The hardest problem on the hardest test

Do you guys know about the Putnam?

It's a math competition for undergraduate students.

It's a six-hour long test that just has 12 questions

broken up into two different three-hour sessions.

And each one of those questions is scored 1 to 10,

so the highest possible score would be 120.

And yet, despite the fact that the only students taking this thing each year are those

who clearly are already pretty interested in math, the median score is around 1 or 2.

So it's a hard test.

And on each one of those sections of six questions,

the problems tend to get harder as you go from 1 to 6,

although of course difficulty is in the eye of the beholder.

But the thing about those fives and sixes is that even though they're

positioned as the hardest problems on a famously hard test,

quite often these are the ones with the most elegant solutions available,

some subtle shift in perspective that transforms it from very challenging to doable.

Here I'm going to share with you one problem that came up

as the sixth question on one of these tests a while back.

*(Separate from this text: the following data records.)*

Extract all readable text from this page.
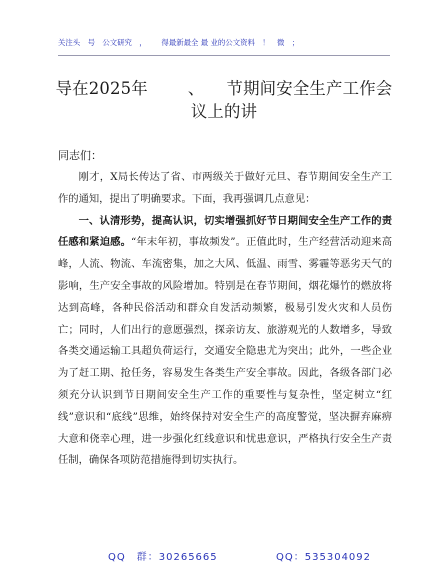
关注头　号　公文研究　， 得最新最全 最 业的公文资料　！　微　；
导在2025年 、 节期间安全生产工作会
议上的讲
同志们：

刚才，X局长传达了省、市两级关于做好元旦、春节期间安全生产工作的通知，提出了明确要求。下面，我再强调几点意见：

一、认清形势，提高认识，切实增强抓好节日期间安全生产工作的责任感和紧迫感。“年末年初，事故频发”。正值此时，生产经营活动迎来高峰，人流、物流、车流密集，加之大风、低温、雨雪、雾霾等恶劣天气的影响，生产安全事故的风险增加。特别是在春节期间，烟花爆竹的燃放将达到高峰，各种民俗活动和群众自发活动频繁，极易引发火灾和人员伤亡；同时，人们出行的意愿强烈，探亲访友、旅游观光的人数增多，导致各类交通运输工具超负荷运行，交通安全隐患尤为突出；此外，一些企业为了赶工期、抢任务，容易发生各类生产安全事故。因此，各级各部门必须充分认识到节日期间安全生产工作的重要性与复杂性，坚定树立“红线”意识和“底线”思维，始终保持对安全生产的高度警觉，坚决摒弃麻痹大意和侥幸心理，进一步强化红线意识和忧患意识，严格执行安全生产责任制，确保各项防范措施得到切实执行。

QQ　群：30265665	QQ：535304092
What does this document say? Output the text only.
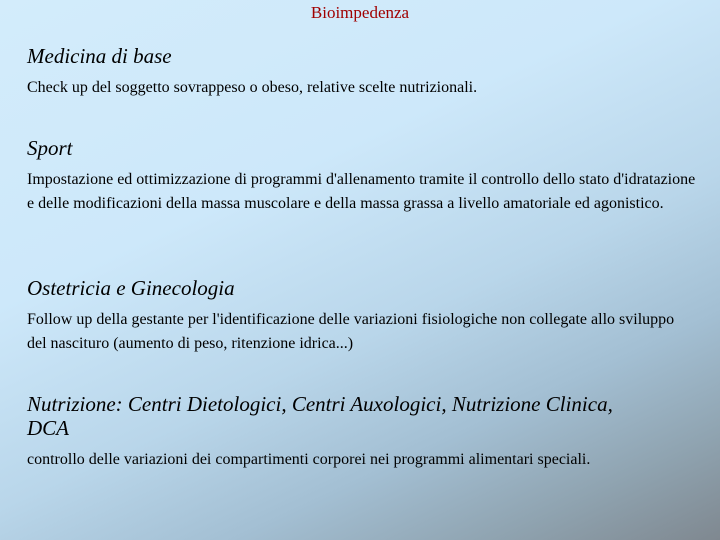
Bioimpedenza

Medicina di base

Check up del soggetto sovrappeso o obeso, relative scelte nutrizionali.

Sport

Impostazione ed ottimizzazione di programmi d'allenamento tramite il controllo dello stato d'idratazione e delle modificazioni della massa muscolare e della massa grassa a livello amatoriale ed agonistico.

Ostetricia e Ginecologia

Follow up della gestante per l'identificazione delle variazioni fisiologiche non collegate allo sviluppo del nascituro (aumento di peso, ritenzione idrica...)

Nutrizione: Centri Dietologici, Centri Auxologici, Nutrizione Clinica, DCA

controllo delle variazioni dei compartimenti corporei nei programmi alimentari speciali.
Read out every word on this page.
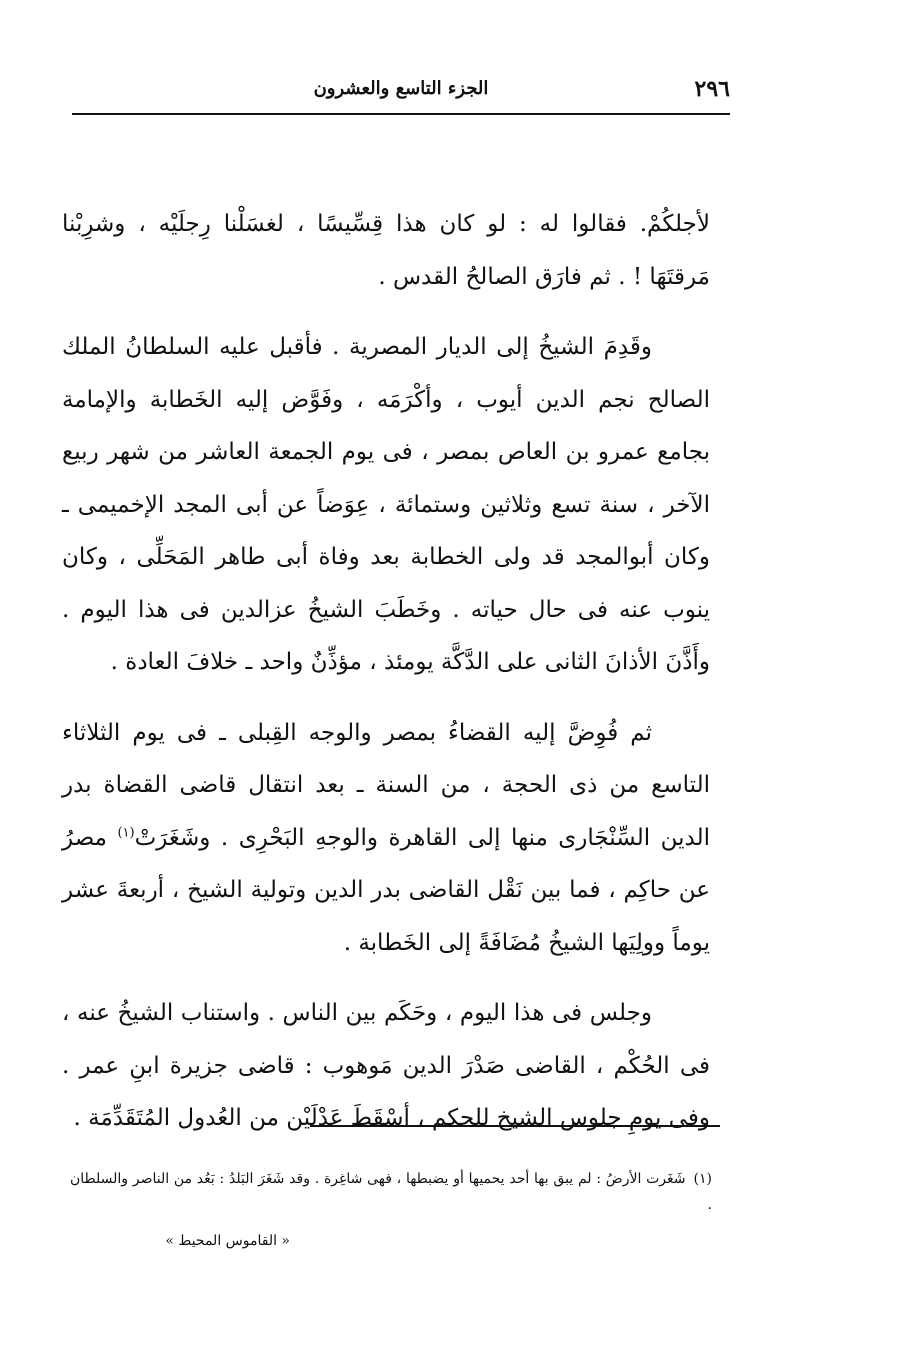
٢٩٦
الجزء التاسع والعشرون

لأجلكُمْ. فقالوا له : لو كان هذا قِسِّيسًا ، لغسَلْنا رِجلَيْه ، وشرِبْنا مَرقتَهَا ! . ثم فارَق الصالحُ القدس .

وقَدِمَ الشيخُ إلى الديار المصرية . فأقبل عليه السلطانُ الملك الصالح نجم الدين أيوب ، وأكْرَمَه ، وفَوَّض إليه الخَطابة والإمامة بجامع عمرو بن العاص بمصر ، فى يوم الجمعة العاشر من شهر ربيع الآخر ، سنة تسع وثلاثين وستمائة ، عِوَضاً عن أبى المجد الإخميمى ـ وكان أبوالمجد قد ولى الخطابة بعد وفاة أبى طاهر المَحَلِّى ، وكان ينوب عنه فى حال حياته . وخَطَبَ الشيخُ عزالدين فى هذا اليوم . وأَذَّنَ الأذانَ الثانى على الدَّكَّة يومئذ ، مؤذِّنٌ واحد ـ خلافَ العادة .

ثم فُوِضَّ إليه القضاءُ بمصر والوجه القِبلى ـ فى يوم الثلاثاء التاسع من ذى الحجة ، من السنة ـ بعد انتقال قاضى القضاة بدر الدين السِّنْجَارى منها إلى القاهرة والوجهِ البَحْرِى . وشَغَرَتْ$^{(١)}$ مصرُ عن حاكِم ، فما بين نَقْل القاضى بدر الدين وتولية الشيخ ، أربعةَ عشر يوماً وولِيَها الشيخُ مُضَافَةً إلى الخَطابة .

وجلس فى هذا اليوم ، وحَكَم بين الناس . واستناب الشيخُ عنه ، فى الحُكْم ، القاضى صَدْرَ الدين مَوهوب : قاضى جزيرة ابنِ عمر . وفى يومِ جلوس الشيخ للحكم ، أسْقَطَ عَدْلَيْن من العُدول المُتَقَدِّمَة .

(١)شَغَرت الأرضُ : لم يبق بها أحد يحميها أو يضبطها ، فهى شاغِرة . وقد شَغَرَ البَلدُ : بَعُد من الناصر والسلطان .
« القاموس المحيط »
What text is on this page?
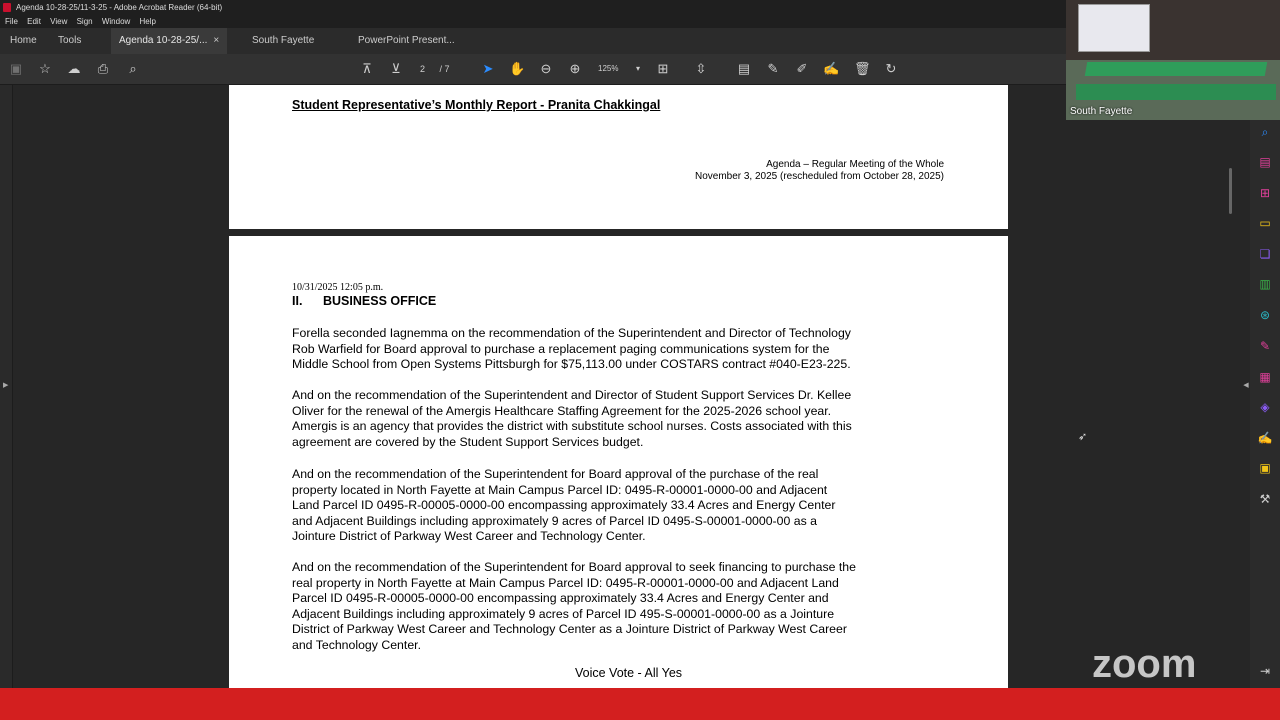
Agenda 10-28-25/11-3-25 - Adobe Acrobat Reader (64-bit)
File Edit View Sign Window Help
Home Tools	Agenda 10-28-25/... ×	South Fayette	PowerPoint Present...
▣ ☆ ☁ ⎙	⌕	⊼ ⊻	➤ ✋ ⊖ ⊕	▾	⊞ ⇳ ▤ ✎ ✐ ✍ 🗑 ↻
2 / 7	125%
▶
Student Representative’s Monthly Report - Pranita Chakkingal
Agenda – Regular Meeting of the Whole
November 3, 2025 (rescheduled from October 28, 2025)
10/31/2025 12:05 p.m.
II. BUSINESS OFFICE
Forella seconded Iagnemma on the recommendation of the Superintendent and Director of Technology
Rob Warfield for Board approval to purchase a replacement paging communications system for the
Middle School from Open Systems Pittsburgh for $75,113.00 under COSTARS contract #040-E23-225.
And on the recommendation of the Superintendent and Director of Student Support Services Dr. Kellee
Oliver for the renewal of the Amergis Healthcare Staffing Agreement for the 2025-2026 school year.
Amergis is an agency that provides the district with substitute school nurses. Costs associated with this
agreement are covered by the Student Support Services budget.
And on the recommendation of the Superintendent for Board approval of the purchase of the real
property located in North Fayette at Main Campus Parcel ID: 0495-R-00001-0000-00 and Adjacent
Land Parcel ID 0495-R-00005-0000-00 encompassing approximately 33.4 Acres and Energy Center
and Adjacent Buildings including approximately 9 acres of Parcel ID 0495-S-00001-0000-00 as a
Jointure District of Parkway West Career and Technology Center.
And on the recommendation of the Superintendent for Board approval to seek financing to purchase the
real property in North Fayette at Main Campus Parcel ID: 0495-R-00001-0000-00 and Adjacent Land
Parcel ID 0495-R-00005-0000-00 encompassing approximately 33.4 Acres and Energy Center and
Adjacent Buildings including approximately 9 acres of Parcel ID 495-S-00001-0000-00 as a Jointure
District of Parkway West Career and Technology Center as a Jointure District of Parkway West Career
and Technology Center.
Voice Vote - All Yes
⌕
▤
⊞
▭
❏
▥
⊛
✎
▦
◈
✍
▣
⚒
◀
⇥
South Fayette
zoom
➶
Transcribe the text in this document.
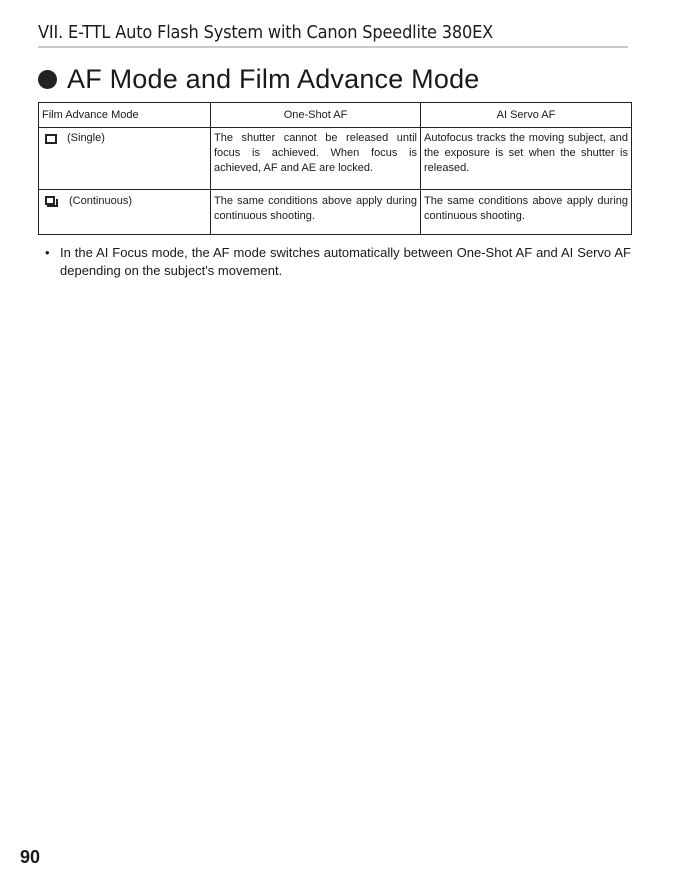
VII. E-TTL Auto Flash System with Canon Speedlite 380EX
AF Mode and Film Advance Mode
Film Advance Mode	One-Shot AF	AI Servo AF

(Single)	The shutter cannot be released until focus is achieved. When focus is achieved, AF and AE are locked.	Autofocus tracks the moving subject, and the exposure is set when the shutter is released.

(Continuous)	The same conditions above apply during continuous shooting.	The same conditions above apply during continuous shooting.
• In the AI Focus mode, the AF mode switches automatically between One-Shot AF and AI Servo AF depending on the subject's movement.
90
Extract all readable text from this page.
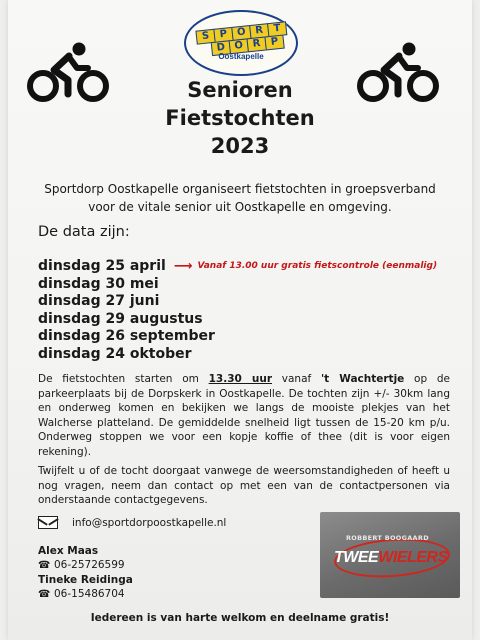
S P O R T
D O R P
Oostkapelle
Senioren
Fietstochten
2023
Sportdorp Oostkapelle organiseert fietstochten in groepsverband
voor de vitale senior uit Oostkapelle en omgeving.
De data zijn:
dinsdag 25 april ⟶ Vanaf 13.00 uur gratis fietscontrole (eenmalig)
dinsdag 30 mei
dinsdag 27 juni
dinsdag 29 augustus
dinsdag 26 september
dinsdag 24 oktober
De fietstochten starten om 13.30 uur vanaf 't Wachtertje op de parkeerplaats bij de Dorpskerk in Oostkapelle. De tochten zijn +/- 30km lang en onderweg komen en bekijken we langs de mooiste plekjes van het Walcherse platteland. De gemiddelde snelheid ligt tussen de 15-20 km p/u. Onderweg stoppen we voor een kopje koffie of thee (dit is voor eigen rekening).
Twijfelt u of de tocht doorgaat vanwege de weersomstandigheden of heeft u nog vragen, neem dan contact op met een van de contactpersonen via onderstaande contactgegevens.
info@sportdorpoostkapelle.nl
Alex Maas
☎ 06-25726599
Tineke Reidinga
☎ 06-15486704
ROBBERT BOOGAARD
TWEEWIELERS
Iedereen is van harte welkom en deelname gratis!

And those of you who follow the channel know that rather than just jumping

straight to the solution, which in this case would be surprisingly short,

when possible I like to take the time to walk you through how you might

have stumbled across the solution yourself, where the insight comes from.

That is, make a video more about the problem-solving

process than about the problem used to exemplify it.

So anyway, here's the question.

If you choose four random points on a sphere, and consider the

tetrahedron with these points as its vertices,

what is the probability that the center of the sphere is inside that tetrahedron?

Go ahead, take a moment and kind of digest this question.

You might start thinking about which of these tetrahedra contain the sphere's center,

which ones don't, how you might systematically distinguish the two,

and how do you approach a problem like this?

Where do you even start?

Well, it's usually a good idea to think about simpler cases,

so let's knock things down to two dimensions, where you'll choose three random

points on a circle, and it's always helpful to name things so let's call these guys P1,

P2, and P3.